Le Figaro : Face à l'inflation et aux fortes tensions géopolitiques, François Villeroy de Galhau, gouverneur de la Banque de France et Joachim Nagel, président de la Bundesbank, appellent l’Europe à s’appuyer sur l'amitié franco-allemande. En parlant d’une seule voix, nous aurons plus de poids dans le monde, plaident-ils.

Que signifie l'amitié ? Cela ne signifie pas toujours voir les choses de la même façon, mais plutôt avoir la capacité d'établir un socle commun. La France et l'Allemagne sont des amis efficaces. En œuvrant ensemble, nos deux pays ont contribué à faire progresser l'Europe. Dans cette tribune, nous souhaitons illustrer l'essence et la force de l'amitié franco-allemande à travers deux thèmes qui sont au cœur de notre travail quotidien : l'économie et la monnaie.

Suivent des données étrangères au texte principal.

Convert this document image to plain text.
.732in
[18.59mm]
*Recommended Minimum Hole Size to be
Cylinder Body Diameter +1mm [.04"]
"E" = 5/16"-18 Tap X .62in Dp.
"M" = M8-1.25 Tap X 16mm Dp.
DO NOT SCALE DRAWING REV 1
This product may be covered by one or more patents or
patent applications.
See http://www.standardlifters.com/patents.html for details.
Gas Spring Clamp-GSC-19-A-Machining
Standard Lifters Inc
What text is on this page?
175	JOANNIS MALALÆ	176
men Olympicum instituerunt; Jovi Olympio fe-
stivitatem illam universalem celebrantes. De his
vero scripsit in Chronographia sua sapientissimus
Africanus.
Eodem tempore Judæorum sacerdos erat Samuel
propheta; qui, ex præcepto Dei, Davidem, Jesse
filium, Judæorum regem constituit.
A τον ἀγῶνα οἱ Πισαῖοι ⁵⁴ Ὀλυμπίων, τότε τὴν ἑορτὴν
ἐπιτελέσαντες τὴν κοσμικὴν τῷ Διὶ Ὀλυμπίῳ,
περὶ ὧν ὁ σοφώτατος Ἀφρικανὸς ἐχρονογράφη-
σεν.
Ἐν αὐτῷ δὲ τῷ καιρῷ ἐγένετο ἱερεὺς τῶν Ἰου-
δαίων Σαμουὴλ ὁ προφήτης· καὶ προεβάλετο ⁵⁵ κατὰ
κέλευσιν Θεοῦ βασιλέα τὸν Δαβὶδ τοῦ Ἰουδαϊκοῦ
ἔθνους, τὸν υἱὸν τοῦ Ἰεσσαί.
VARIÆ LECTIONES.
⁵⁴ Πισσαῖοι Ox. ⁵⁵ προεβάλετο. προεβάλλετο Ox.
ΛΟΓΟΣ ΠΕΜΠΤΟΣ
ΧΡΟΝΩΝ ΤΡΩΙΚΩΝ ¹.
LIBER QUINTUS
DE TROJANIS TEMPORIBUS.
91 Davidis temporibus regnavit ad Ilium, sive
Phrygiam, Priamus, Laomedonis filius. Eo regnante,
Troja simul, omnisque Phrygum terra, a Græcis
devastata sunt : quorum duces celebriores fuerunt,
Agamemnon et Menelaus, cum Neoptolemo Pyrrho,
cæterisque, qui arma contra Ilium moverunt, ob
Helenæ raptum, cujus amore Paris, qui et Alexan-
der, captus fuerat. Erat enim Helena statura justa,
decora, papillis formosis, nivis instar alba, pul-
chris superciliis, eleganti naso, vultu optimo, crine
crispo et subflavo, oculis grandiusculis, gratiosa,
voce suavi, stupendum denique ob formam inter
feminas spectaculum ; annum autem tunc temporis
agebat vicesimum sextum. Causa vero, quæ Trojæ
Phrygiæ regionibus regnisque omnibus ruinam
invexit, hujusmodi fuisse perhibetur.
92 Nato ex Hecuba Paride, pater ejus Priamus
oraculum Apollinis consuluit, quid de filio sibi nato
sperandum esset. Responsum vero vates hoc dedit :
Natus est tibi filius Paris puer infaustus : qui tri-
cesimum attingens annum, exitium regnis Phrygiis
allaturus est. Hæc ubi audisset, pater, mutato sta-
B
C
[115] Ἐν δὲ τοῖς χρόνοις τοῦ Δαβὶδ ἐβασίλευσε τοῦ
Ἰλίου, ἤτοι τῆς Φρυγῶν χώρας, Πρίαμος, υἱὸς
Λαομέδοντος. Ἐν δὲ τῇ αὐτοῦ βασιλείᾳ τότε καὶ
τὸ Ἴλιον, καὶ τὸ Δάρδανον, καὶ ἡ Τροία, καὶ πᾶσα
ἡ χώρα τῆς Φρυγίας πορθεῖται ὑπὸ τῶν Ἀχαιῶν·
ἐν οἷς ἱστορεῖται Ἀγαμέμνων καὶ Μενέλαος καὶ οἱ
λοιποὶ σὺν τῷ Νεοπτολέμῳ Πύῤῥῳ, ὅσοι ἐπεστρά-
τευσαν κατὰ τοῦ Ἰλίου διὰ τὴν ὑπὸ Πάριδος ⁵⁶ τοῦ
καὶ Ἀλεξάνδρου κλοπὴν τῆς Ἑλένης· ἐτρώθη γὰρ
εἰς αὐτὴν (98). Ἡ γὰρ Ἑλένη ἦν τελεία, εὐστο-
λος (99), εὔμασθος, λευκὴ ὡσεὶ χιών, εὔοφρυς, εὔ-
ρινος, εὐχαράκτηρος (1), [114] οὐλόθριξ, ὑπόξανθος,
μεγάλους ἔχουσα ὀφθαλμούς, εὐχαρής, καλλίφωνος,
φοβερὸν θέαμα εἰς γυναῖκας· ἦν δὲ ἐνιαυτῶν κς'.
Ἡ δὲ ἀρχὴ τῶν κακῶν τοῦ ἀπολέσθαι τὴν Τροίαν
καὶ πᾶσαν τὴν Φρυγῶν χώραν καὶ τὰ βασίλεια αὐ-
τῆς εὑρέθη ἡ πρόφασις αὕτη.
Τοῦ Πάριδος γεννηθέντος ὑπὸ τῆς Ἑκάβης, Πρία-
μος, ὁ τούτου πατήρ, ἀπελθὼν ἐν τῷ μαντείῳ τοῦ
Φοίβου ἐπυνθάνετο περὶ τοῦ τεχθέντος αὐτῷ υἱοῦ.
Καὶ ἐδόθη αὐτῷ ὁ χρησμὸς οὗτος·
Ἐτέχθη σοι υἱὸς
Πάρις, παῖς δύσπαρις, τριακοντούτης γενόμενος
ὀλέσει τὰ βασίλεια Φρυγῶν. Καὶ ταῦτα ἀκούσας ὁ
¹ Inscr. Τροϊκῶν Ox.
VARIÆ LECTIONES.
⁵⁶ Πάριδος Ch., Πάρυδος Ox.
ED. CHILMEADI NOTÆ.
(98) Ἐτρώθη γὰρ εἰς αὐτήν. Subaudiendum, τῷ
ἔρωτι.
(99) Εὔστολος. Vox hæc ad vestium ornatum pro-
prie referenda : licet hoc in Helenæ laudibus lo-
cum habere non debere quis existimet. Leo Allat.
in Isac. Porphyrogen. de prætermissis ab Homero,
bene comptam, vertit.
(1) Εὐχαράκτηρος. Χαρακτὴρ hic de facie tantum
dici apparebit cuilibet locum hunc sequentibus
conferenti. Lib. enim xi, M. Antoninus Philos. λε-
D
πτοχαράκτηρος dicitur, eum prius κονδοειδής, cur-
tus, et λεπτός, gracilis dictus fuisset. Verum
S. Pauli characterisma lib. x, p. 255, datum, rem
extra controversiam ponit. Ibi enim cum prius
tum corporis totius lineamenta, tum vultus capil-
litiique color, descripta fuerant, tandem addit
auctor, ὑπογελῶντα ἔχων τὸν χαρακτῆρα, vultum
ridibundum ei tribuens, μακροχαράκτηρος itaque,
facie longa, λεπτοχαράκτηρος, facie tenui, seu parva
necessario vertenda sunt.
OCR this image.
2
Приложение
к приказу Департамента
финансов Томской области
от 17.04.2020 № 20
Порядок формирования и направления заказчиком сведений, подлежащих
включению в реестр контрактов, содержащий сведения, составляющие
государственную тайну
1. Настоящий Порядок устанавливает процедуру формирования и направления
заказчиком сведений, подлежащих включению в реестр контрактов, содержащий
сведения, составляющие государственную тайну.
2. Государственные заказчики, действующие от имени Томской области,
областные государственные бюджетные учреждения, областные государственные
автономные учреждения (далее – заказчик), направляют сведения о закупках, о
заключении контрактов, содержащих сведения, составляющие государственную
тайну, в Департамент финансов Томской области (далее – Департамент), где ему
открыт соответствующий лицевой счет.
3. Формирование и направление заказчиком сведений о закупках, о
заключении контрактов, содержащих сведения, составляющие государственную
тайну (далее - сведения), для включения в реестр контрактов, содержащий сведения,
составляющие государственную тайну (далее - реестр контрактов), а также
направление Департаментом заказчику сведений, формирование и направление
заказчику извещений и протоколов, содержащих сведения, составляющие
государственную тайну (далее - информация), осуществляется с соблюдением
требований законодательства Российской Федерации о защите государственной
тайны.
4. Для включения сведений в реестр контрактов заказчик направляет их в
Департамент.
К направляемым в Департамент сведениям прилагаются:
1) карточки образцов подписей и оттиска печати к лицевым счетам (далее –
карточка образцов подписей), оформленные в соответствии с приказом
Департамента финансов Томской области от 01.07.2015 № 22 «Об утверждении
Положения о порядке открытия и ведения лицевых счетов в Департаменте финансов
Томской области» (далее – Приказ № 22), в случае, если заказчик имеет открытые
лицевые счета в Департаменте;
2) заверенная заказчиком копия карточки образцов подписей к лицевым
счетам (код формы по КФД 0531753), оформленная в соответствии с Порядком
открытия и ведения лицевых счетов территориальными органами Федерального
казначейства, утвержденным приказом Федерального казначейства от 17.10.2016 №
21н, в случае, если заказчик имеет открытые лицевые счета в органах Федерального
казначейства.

Plus de 60 ans se sont écoulés depuis que le président Charles de Gaulle et le chancelier Konrad Adenauer ont signé le traité de l'Élysée. Mais la coopération étroite entre nos deux pays avait commencé bien avant : en 1950, le ministre français des Affaires étrangères Robert Schuman proposait la Communauté du charbon et de l'acier, destinée à unir les industries lourdes françaises et allemandes et à garantir la paix. L'alliance forgée entre nos deux pays a constitué un premier pas sur la voie de l'intégration européenne : la Belgique, les Pays-Bas, le Luxembourg et l'Italie ont ensuite rejoint la Communauté du charbon et de l'acier. En 1993, l'intégration économique de notre continent a abouti à un marché intérieur commun. Au tournant du millénaire, elle a atteint un stade supplémentaire avec l'union monétaire. Aujourd'hui, l'euro est une monnaie utilisée par plus de 340 millions de personnes dans 20 pays.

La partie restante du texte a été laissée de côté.